Monday, August 12, 2019

BIRMINGHAM, Ala. (AP) — Forecasters are warning about days of scorching, dangerous heat gripping a wide swath of the U.S. South and Midwest, where the heat index today approached 120 degrees in one town and climbed nearly that high in others.

With temperatures about 100 degrees at midday and "feels like" temperatures soaring even higher, parts of 13 states were under heat advisories, from Texas, Louisiana and Florida in the South to Missouri and Illinois in the Midwest, the National Weather Service reported.

"It feels like hell is what it feels like," said Junae Brooks, who runs Junae's Grocery in Holly Bluff, Miss. Around her, many of her customers kept cool with wet rags around their necks or by wearing straw hats.

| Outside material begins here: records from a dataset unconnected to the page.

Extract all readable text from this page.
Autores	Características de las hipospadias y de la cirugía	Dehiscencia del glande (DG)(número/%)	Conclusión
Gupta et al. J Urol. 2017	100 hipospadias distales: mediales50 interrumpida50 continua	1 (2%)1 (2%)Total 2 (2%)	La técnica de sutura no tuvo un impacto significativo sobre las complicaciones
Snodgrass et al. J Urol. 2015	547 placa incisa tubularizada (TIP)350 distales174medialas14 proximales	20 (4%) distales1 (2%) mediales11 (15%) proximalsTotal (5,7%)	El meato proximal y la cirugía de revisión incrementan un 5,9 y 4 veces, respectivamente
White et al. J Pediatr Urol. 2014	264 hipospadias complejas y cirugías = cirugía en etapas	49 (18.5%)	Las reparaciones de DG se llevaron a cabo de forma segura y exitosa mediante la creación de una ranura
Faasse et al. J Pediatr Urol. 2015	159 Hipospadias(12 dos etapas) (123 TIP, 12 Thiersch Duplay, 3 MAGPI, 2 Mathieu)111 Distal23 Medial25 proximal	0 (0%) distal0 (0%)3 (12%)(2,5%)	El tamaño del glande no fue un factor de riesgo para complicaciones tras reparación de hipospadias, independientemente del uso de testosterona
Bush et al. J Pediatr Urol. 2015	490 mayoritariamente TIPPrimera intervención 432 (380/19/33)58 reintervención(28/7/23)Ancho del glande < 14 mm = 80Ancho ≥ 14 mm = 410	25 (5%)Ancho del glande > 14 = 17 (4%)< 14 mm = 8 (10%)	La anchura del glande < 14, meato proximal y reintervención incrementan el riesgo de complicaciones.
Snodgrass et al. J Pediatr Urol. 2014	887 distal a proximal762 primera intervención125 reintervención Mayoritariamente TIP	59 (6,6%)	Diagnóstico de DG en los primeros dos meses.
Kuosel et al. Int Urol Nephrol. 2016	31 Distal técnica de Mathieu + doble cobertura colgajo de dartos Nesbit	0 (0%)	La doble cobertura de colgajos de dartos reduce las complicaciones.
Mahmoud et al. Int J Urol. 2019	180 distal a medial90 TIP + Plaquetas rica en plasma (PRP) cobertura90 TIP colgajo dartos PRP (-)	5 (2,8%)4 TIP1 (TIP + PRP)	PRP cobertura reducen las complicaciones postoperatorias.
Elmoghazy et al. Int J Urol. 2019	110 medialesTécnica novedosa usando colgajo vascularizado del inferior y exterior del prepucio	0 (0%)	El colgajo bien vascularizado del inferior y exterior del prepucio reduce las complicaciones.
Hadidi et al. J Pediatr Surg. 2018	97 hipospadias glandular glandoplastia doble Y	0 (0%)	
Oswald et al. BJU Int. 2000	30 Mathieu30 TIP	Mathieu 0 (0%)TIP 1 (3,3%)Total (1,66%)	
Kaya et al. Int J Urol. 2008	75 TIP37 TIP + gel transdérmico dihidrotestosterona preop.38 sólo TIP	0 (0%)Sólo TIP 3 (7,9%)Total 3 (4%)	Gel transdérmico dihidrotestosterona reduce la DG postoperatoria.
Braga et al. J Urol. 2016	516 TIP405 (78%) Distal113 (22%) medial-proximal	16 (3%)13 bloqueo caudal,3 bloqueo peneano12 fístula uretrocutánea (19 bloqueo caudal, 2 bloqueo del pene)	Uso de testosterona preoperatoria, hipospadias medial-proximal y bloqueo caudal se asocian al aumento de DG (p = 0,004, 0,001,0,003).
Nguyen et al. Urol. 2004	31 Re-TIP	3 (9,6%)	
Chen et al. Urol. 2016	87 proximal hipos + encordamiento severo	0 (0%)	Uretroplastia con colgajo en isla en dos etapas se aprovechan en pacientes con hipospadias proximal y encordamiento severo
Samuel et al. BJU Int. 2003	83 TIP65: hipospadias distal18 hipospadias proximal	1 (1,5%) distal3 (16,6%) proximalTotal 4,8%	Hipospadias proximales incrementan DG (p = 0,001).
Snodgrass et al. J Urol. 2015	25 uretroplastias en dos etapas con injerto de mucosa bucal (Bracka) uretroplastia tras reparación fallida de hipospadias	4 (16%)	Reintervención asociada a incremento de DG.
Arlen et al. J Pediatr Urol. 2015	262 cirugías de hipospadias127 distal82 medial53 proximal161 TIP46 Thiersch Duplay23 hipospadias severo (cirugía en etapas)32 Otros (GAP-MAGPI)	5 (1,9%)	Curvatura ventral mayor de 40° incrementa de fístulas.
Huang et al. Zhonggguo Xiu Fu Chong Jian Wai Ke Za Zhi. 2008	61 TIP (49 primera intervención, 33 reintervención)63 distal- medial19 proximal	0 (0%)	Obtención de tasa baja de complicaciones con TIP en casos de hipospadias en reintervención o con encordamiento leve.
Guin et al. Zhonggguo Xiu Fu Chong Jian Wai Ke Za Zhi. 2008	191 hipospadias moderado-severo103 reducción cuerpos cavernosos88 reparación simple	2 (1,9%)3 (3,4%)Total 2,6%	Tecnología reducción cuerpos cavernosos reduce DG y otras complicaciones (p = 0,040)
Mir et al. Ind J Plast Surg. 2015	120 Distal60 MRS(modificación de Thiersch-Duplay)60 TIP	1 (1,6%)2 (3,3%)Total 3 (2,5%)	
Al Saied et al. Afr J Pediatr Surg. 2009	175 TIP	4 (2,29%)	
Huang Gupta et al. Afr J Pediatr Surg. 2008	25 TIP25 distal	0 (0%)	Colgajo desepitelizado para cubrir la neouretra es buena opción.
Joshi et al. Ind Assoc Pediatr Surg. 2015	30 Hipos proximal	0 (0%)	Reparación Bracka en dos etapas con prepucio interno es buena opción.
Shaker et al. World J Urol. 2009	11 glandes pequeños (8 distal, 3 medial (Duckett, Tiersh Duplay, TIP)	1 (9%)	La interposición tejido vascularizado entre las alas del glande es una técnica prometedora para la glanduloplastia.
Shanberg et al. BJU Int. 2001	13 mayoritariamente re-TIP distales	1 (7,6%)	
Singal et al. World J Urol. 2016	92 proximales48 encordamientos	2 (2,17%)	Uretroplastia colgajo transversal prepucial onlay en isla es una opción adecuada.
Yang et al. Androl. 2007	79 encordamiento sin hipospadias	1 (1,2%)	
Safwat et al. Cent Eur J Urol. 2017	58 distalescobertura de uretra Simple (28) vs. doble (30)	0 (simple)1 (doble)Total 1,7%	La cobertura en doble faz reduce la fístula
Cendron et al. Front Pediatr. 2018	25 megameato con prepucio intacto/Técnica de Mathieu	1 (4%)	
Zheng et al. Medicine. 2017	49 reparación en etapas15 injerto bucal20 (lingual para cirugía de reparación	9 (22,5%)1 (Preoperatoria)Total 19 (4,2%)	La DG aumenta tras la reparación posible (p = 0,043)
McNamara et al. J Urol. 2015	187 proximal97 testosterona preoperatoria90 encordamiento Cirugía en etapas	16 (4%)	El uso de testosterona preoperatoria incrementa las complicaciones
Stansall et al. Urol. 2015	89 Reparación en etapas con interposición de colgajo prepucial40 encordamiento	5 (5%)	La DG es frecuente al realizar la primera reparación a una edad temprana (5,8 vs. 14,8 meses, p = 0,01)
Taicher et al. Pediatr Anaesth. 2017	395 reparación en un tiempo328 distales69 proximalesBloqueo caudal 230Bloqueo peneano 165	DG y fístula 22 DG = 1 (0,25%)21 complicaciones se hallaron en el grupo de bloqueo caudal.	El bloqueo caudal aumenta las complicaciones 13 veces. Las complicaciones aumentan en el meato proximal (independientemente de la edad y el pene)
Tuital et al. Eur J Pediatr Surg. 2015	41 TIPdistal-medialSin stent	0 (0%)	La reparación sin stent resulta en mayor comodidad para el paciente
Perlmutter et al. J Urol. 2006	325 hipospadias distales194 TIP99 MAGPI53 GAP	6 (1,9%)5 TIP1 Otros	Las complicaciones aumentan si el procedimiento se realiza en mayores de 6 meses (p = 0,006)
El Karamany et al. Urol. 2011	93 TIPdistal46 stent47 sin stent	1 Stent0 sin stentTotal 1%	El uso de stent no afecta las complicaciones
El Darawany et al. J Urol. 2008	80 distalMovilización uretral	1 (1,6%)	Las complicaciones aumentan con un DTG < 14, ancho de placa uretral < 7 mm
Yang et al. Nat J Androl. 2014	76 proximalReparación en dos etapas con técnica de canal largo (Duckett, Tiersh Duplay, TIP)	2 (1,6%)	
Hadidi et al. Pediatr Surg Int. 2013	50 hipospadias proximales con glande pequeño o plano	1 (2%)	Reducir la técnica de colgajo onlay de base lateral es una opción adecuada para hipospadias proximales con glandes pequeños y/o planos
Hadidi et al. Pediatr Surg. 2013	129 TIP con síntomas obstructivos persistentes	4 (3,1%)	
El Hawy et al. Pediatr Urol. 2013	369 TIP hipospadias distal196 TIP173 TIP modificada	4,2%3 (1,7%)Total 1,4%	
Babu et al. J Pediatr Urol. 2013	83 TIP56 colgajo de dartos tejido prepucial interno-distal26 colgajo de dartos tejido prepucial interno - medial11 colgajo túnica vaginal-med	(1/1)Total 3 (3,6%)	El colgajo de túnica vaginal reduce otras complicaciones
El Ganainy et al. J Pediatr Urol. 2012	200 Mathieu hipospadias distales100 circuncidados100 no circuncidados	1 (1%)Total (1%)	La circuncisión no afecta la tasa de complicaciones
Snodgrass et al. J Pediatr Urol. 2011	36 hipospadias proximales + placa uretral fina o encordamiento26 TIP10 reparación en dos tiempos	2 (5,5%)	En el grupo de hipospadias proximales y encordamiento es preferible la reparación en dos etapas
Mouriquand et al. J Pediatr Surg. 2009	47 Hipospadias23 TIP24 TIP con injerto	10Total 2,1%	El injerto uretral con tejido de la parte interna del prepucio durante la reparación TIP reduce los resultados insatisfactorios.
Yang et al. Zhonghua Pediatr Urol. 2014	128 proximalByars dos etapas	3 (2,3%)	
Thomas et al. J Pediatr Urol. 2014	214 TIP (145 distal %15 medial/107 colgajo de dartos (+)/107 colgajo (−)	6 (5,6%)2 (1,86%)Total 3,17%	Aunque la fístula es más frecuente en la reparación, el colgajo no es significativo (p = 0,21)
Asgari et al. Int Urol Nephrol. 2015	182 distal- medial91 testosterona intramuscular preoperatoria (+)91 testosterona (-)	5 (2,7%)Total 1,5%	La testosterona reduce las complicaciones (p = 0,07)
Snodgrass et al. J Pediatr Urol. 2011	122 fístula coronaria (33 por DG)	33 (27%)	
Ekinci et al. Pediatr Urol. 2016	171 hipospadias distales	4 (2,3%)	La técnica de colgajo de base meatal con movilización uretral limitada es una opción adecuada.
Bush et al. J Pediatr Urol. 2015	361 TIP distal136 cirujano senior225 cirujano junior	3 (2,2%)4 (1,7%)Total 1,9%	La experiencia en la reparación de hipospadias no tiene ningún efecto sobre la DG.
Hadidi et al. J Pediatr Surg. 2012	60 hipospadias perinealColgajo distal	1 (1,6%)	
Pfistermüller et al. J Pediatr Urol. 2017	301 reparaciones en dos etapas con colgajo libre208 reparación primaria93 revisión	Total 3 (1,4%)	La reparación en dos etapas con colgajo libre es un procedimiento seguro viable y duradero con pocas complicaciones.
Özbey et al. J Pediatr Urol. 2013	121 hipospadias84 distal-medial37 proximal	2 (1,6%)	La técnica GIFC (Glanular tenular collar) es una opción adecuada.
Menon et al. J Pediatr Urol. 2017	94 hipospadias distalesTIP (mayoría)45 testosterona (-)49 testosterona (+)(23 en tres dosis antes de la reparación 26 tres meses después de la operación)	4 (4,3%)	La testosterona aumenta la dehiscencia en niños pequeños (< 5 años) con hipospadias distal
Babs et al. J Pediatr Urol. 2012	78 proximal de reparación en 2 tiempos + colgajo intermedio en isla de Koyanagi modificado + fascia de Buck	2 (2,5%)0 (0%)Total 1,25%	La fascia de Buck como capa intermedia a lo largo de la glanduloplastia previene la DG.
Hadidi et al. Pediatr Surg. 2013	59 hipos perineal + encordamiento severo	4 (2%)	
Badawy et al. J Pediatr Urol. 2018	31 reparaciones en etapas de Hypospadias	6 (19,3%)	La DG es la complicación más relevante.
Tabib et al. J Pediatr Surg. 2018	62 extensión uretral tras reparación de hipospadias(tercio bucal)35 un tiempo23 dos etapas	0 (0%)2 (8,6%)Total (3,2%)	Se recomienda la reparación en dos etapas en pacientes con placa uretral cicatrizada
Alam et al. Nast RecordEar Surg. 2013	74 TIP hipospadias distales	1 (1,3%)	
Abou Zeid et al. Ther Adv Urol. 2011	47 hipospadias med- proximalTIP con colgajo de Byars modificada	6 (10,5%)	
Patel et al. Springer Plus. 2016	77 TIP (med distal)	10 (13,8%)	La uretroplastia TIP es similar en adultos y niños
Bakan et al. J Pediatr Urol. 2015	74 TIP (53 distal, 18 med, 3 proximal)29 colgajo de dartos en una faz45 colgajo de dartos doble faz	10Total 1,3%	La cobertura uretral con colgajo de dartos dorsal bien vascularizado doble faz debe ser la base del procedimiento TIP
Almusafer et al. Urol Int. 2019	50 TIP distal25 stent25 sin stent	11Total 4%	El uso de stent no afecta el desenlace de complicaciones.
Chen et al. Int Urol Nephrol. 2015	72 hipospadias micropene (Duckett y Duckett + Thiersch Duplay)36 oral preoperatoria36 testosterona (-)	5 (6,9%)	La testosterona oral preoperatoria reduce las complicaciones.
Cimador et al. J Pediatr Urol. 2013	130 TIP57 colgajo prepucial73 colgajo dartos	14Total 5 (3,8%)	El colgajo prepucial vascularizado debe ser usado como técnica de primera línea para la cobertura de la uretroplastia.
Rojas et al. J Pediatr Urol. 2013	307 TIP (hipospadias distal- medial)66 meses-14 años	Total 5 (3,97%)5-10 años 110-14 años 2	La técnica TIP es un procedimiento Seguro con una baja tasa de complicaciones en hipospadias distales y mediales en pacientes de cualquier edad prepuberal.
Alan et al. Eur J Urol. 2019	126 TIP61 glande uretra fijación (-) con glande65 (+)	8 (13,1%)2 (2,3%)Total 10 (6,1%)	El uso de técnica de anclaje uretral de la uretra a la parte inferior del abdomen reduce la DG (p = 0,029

Some of the most oppressive conditions were in Louisiana, Arkansas, Mississippi and Oklahoma.

The heat index rose to 119 degrees by late afternoon in West Memphis, Ark.; and to 118 degrees in Clarksdale, Miss., the weather service reported. Similar readings were expected in eastern Oklahoma.

In Alabama, the temperature hit 100 degrees with a heat index of 106 degrees by mid-afternoon in Birmingham, the state's largest city.

Heat exhaustion and heat stroke were the leading threats.

"You are more likely to develop a heat illness quicker in this type of weather, when it's really humid and hot," said Gary Chatelain, a National Weather Service meteorologist based in Shreveport, La., where a wet summer contributed to high humidity.